CUATRO Y las papas fritas (french fries) ahora se llaman freedom fries en Estados Unidos. Le escribo a Rick Moody sobre esta cuestión. Moody –joven escritor norteamericano– vive en Brooklyn y, me dice, no puede creer ni soportar lo que le ha ocurrido a su país desde aquel inolvidable 11 de septiembre 2001. Moody escribe seguido, y sus despachos parecen llegar desde unos Estados Unidos cada vez más parecidos a los que alucinaba Philip K. Dick en sus para/ucro/distopías. Le pregunto sobre el nuevo nombre de las papas fritas y me plantea una cuestión todavía más grave: ¿qué hacer con el french kiss, que es como los americanos conocen al beso de lengua? Moody teoriza con laconismo stendhaliano: “¿Podremos seguir besándonos así? En lo que a mí respecta, no estoy del todo seguro de poder practicar el freedom kissing. O tal vez sí. Pero ¿estará permitido en Texas? Suena como algo peligrosamente cercano a la sodomía, y ya sabés que tenemos leyes contra eso, especialmente en Texas. Espero que todos mis amigos gays, travestis, transexuales y con apetitos intergeneracionales practiquen el freedom kissing hasta que se cansen de hacerlo”.
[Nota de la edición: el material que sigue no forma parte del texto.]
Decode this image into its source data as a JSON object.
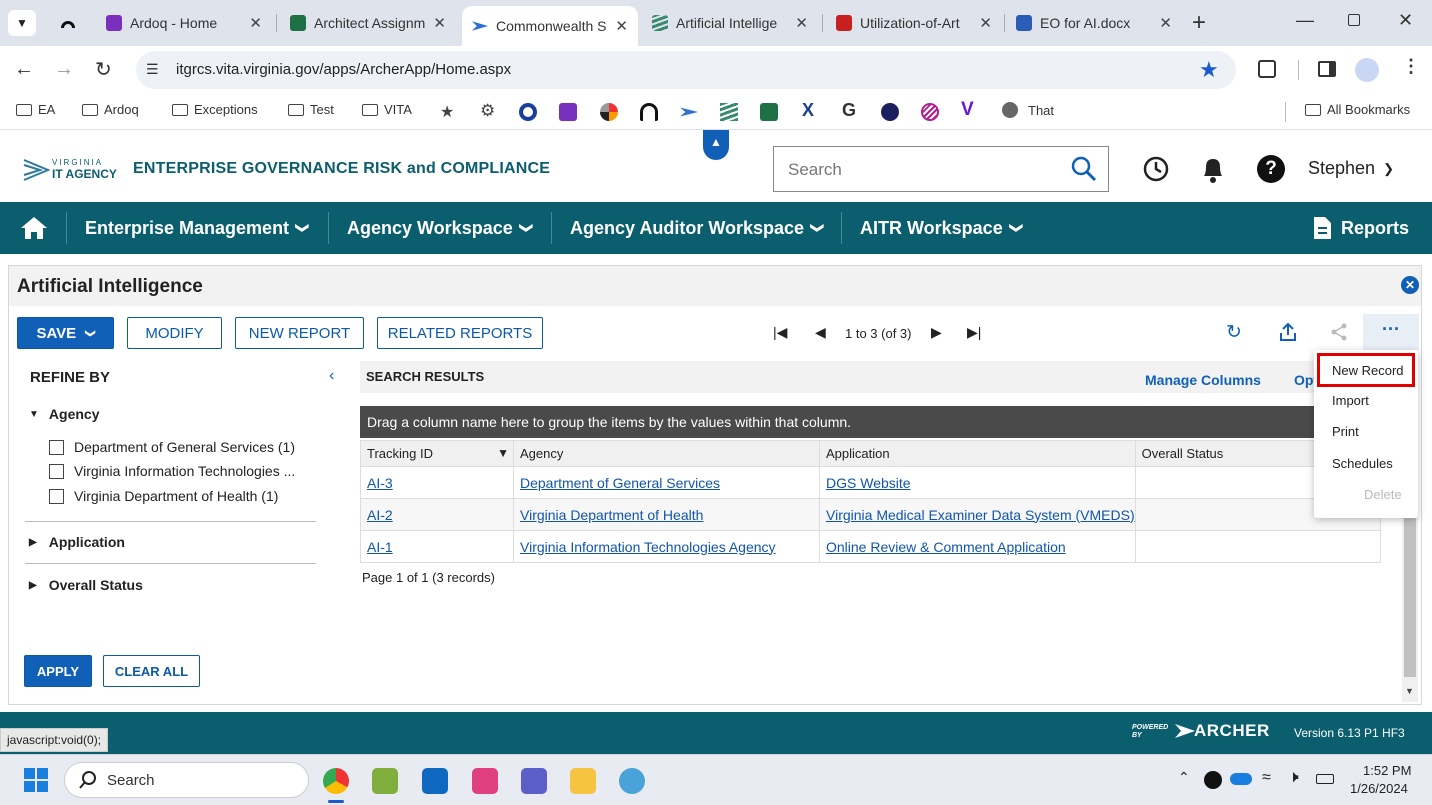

Después hablamos de otras cosas tan interesantes como el hecho de que las cantantes country de Dixie Chicks hayan caído en desgracia por denostar a Bush, o que los polvos tóxicos y bacteriológicos en tambores de detergente industrial que escondía el comando de Al-Qaida capturado en Catalunya meses atrás, bueno, eh, al final, este..., parece que esos polvos malos ocultos en esos envases era, ah, cómo decirlo, sí, jabón en polvo.

CINCO Lo que no impide que uno se sienta tan frito como papa frita mirando la nueva versión cinematográfica de El americano impasible, con Michael Caine haciendo mejor que nunca de Michael Caine. Ahí –cortesía de Mr. Greene, individuo ambiguo si alguna vez lo hubo– está todo lo que estamos pasando. La misma vieja historia de siempre. En Vietnam, en Panamá, en Medio Oriente: da igual. El error recurrente –o el acierto para unos cuantos, claro– de plantar monstruos, hacerlos crecer altos y vigorosos y después cosecharlos a bombazos en nombre de la paz mundial. Tal vez sea una especie de adicción. Tal vez –desde aquel Hitler tan perfecto y oscarizable a la hora del villano– los norteamericanos como ejército y pueblo necesiten de la existencia constante de un villano fuera de su territorio. Alguien a quien poder atacar cuando sea necesario, cuando la sangre y los fabricantes de armas lo pidan. Entonces qué mejor que inventarlo desde el vamos. Ponerlo ahí, lejos, y así una madrugada, otra vez, lucecitas en el cielo y todos juntos a sacar las reposeras y los parasoles y a tomar el aire del desierto que se transmite en vivo y en directo en las pantallas de nuestros televisores.
Misma película, mejores efectos especiales, actores clase Z y hoy a la noche –durante las propagandas de la guerra– cambiar a los Oscar. El show que se sabe cuándo empieza pero nunca cuándo termina.